Rashida Jones, senior vice president of specials for NBC News and MSNBC, echoed other executives in warning against predictions. The strategy for Tuesday, she said, is to “guide the viewers through a big night” while “being focused on telling them what’s happening in real time.”

As NBC devotes three hours in prime time to midterms coverage, MSNBC is planning for 42 hours of live programming beginning with “Morning Joe First Look” at 5 a.m. Tuesday. “This go-around looks much more like a presidential election,” said Jones, who noted that NBC and MSNBC have 25 correspondents fanned out across the country.

“Where we are now is just so different from four, eight years ago,” the Post’s Ginsberg said regarding the past two midterm elections. The Post has two dozen journalists across the country, Ginsberg said, along with several dozen working from the office on election night.

Ginsberg said the “takeaway from 2016 is that we should be careful about the metrics we use to judge election results.” Journalists will continue to look at polling, money spent in races and other metrics — but as guidance. Ginsberg said he was “happy going into Election Day not knowing what the result will be.”

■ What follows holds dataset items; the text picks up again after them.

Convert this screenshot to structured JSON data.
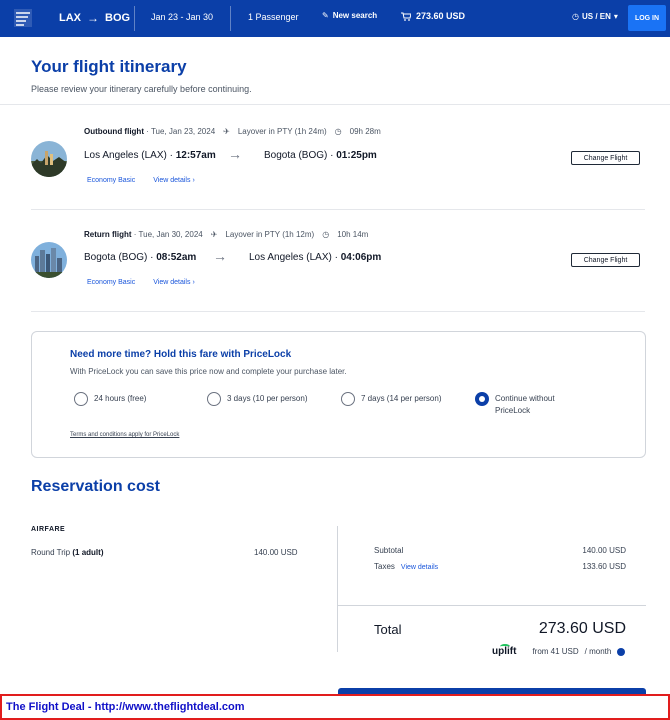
{
  "header": {
    "origin": "LAX",
    "destination": "BOG",
    "dates": "Jan 23 - Jan 30",
    "passengers": "1 Passenger",
    "new_search": "New search",
    "cart_total": "273.60 USD",
    "locale": "US / EN",
    "login": "LOG IN",
    "colors": {
      "bar": "#0b3fa8",
      "login": "#1a73f5"
    }
  },
  "page": {
    "title": "Your flight itinerary",
    "subtitle": "Please review your itinerary carefully before continuing."
  },
  "flights": [
    {
      "label": "Outbound flight",
      "date": "· Tue, Jan 23, 2024",
      "layover": "Layover in PTY (1h 24m)",
      "duration": "09h 28m",
      "from_city": "Los Angeles (LAX) · ",
      "from_time": "12:57am",
      "to_city": "Bogota (BOG) · ",
      "to_time": "01:25pm",
      "fare": "Economy Basic",
      "details": "View details",
      "change": "Change Flight"
    },
    {
      "label": "Return flight",
      "date": "· Tue, Jan 30, 2024",
      "layover": "Layover in PTY (1h 12m)",
      "duration": "10h 14m",
      "from_city": "Bogota (BOG) · ",
      "from_time": "08:52am",
      "to_city": "Los Angeles (LAX) · ",
      "to_time": "04:06pm",
      "fare": "Economy Basic",
      "details": "View details",
      "change": "Change Flight"
    }
  ],
  "pricelock": {
    "title": "Need more time? Hold this fare with PriceLock",
    "description": "With PriceLock you can save this price now and complete your purchase later.",
    "options": [
      {
        "label": "24 hours (free)",
        "selected": false
      },
      {
        "label": "3 days (10 per person)",
        "selected": false
      },
      {
        "label": "7 days (14 per person)",
        "selected": false
      },
      {
        "label": "Continue without PriceLock",
        "selected": true
      }
    ],
    "terms": "Terms and conditions apply for PriceLock"
  },
  "reservation": {
    "title": "Reservation cost",
    "airfare_heading": "AIRFARE",
    "round_trip": "Round Trip",
    "adults": "(1 adult)",
    "round_trip_amount": "140.00 USD",
    "subtotal_label": "Subtotal",
    "subtotal": "140.00 USD",
    "taxes_label": "Taxes",
    "taxes_link": "View details",
    "taxes": "133.60 USD",
    "total_label": "Total",
    "total": "273.60 USD",
    "uplift_logo": "uplift",
    "uplift_price": "from 41 USD",
    "uplift_period": "/ month"
  },
  "watermark": "The Flight Deal - http://www.theflightdeal.com"
}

Healy said Times reporters would be careful not to let prewritten material — which reporters facing tight deadlines often prepare — lock them into storylines that could turn on a dime. “We don’t want to find ourselves at 11:45 p.m. with the narrative of the night about to take a sharp turn and not have a story that can get put together very quickly,” he said.

Amid all the criticism of 2016 coverage, Healy said his top priority has been making sure that the Times reports on the full range of voters — from all types of conservatives and liberals to third-party voters and independents — so that the results, whatever they are, can be thoroughly explained.

“I think there’s been a real determination here to get this right tomorrow night,” he said on Monday. “Not being predictive, but to feel like we’ve covered the country and voters and President Trump in a way that really illuminates what’s going on.”